Bringing the pan to temp in the oven give you a somewhat known pan temperature. In the method I described, you put the pan in the cold oven and turn the heat on to 500. When it reaches 500, you know the pan is somewhat close to that. Putting the pan on the stove burner leaves you guessing as to when the pan is hot enough/ Most people don't bring their pans up to a high enough heat before they say "looks about right". 

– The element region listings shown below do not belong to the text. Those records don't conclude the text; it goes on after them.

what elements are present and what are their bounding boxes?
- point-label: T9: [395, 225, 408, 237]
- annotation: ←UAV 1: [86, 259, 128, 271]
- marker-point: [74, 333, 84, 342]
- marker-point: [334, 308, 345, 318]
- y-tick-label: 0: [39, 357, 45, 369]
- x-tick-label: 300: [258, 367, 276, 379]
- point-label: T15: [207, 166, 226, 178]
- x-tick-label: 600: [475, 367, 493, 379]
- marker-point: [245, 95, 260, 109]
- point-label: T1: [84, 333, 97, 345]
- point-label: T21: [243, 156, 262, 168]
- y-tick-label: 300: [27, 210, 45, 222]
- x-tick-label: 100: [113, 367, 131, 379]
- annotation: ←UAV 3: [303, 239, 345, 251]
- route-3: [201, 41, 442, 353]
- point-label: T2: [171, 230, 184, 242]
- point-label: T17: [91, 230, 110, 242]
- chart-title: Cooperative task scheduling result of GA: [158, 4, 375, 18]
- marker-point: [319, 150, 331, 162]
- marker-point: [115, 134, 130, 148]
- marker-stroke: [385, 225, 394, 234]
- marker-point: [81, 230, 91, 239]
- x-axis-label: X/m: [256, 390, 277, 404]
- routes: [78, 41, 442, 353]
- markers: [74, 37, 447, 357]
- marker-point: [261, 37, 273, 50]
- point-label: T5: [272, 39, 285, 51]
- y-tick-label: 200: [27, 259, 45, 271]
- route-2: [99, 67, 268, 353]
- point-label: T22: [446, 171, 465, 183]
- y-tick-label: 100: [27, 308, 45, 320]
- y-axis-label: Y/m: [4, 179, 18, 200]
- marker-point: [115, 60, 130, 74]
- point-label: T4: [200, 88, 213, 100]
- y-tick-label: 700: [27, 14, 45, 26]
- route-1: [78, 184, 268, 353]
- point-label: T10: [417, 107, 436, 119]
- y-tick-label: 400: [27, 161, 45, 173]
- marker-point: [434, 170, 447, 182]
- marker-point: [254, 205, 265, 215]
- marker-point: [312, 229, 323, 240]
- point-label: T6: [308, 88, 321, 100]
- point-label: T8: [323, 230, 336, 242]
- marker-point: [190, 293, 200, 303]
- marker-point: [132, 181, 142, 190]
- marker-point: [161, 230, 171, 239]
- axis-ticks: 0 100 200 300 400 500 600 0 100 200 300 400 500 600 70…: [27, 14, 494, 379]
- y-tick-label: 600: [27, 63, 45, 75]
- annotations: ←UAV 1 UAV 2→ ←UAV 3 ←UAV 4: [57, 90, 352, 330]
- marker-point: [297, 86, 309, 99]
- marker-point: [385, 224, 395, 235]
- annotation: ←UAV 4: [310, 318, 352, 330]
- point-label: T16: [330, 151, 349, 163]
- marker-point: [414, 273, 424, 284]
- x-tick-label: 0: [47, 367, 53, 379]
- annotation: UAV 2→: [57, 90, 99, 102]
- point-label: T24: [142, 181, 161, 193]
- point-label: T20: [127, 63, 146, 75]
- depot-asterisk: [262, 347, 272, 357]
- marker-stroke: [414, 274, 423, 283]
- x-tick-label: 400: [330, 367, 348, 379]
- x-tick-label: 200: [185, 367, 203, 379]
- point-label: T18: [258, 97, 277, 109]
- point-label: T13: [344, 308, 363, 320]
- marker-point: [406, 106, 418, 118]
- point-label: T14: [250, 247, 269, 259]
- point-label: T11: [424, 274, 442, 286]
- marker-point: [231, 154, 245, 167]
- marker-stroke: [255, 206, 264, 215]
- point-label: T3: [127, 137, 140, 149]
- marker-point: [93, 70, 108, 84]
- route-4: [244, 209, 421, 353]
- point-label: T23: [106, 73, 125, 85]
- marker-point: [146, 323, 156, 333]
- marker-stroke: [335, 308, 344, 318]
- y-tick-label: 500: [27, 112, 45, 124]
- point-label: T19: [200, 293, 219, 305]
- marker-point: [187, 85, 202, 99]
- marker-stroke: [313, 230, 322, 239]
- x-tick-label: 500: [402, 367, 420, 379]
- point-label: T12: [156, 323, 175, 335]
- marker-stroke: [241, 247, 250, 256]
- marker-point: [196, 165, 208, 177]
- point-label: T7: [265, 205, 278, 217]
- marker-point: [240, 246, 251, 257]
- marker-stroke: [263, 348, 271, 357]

As far as seasoning goes, oils all have different temperature tolerences before they smoke or flame up. What you use to season can make a big difference, especially if you heat your pan to high temps as was the case in this recipe. Safflower Oil will tolerate up to 510 degrees, Refined Peanut Oil 450, Sunflower Oil 440, Canola Oil 435, Vegetable Shortening 356-370 and on down.


----------



## surfmom (Nov 3, 2012)

oh good info. I had canola Oil, Ill have to pick me up some Safflower oil. well thanks all it was a good experiment, I should have taken a pic of the steaks they had lovely grill marks on them. And knucklehead is a term of endearment lol


----------



## Orest (Jul 28, 2003)

Saw a chef on Triple D turn his cast iron pan upside down over a gas flame and cooked the steak on the outside bottom of the pan. It gets super hot that way.


----------



## surfmom (Nov 3, 2012)

haa I bet!


----------



## Paymaster (Jan 22, 2009)

For me, it's grilled or nothing. I use my wet rub marinade and sear at high heat. Rare for me med rare for my wife.

Same marinade on the McCormick Montreal Seasoning bottle but I add a teaspoon of Espresso powder. Try it and see!!!


----------



## surfmom (Nov 3, 2012)

Paymaster said:


> For me, it's grilled or nothing. I use my wet rub marinade and sear at high heat. Rare for me med rare for my wife.
> 
> Same marinade on the McCormick Montreal Seasoning bottle but I add a teaspoon of Espresso powder. Try it and see!!!


 expresso powder? that sounds interesting! and yea Ill wait for grill next time!


----------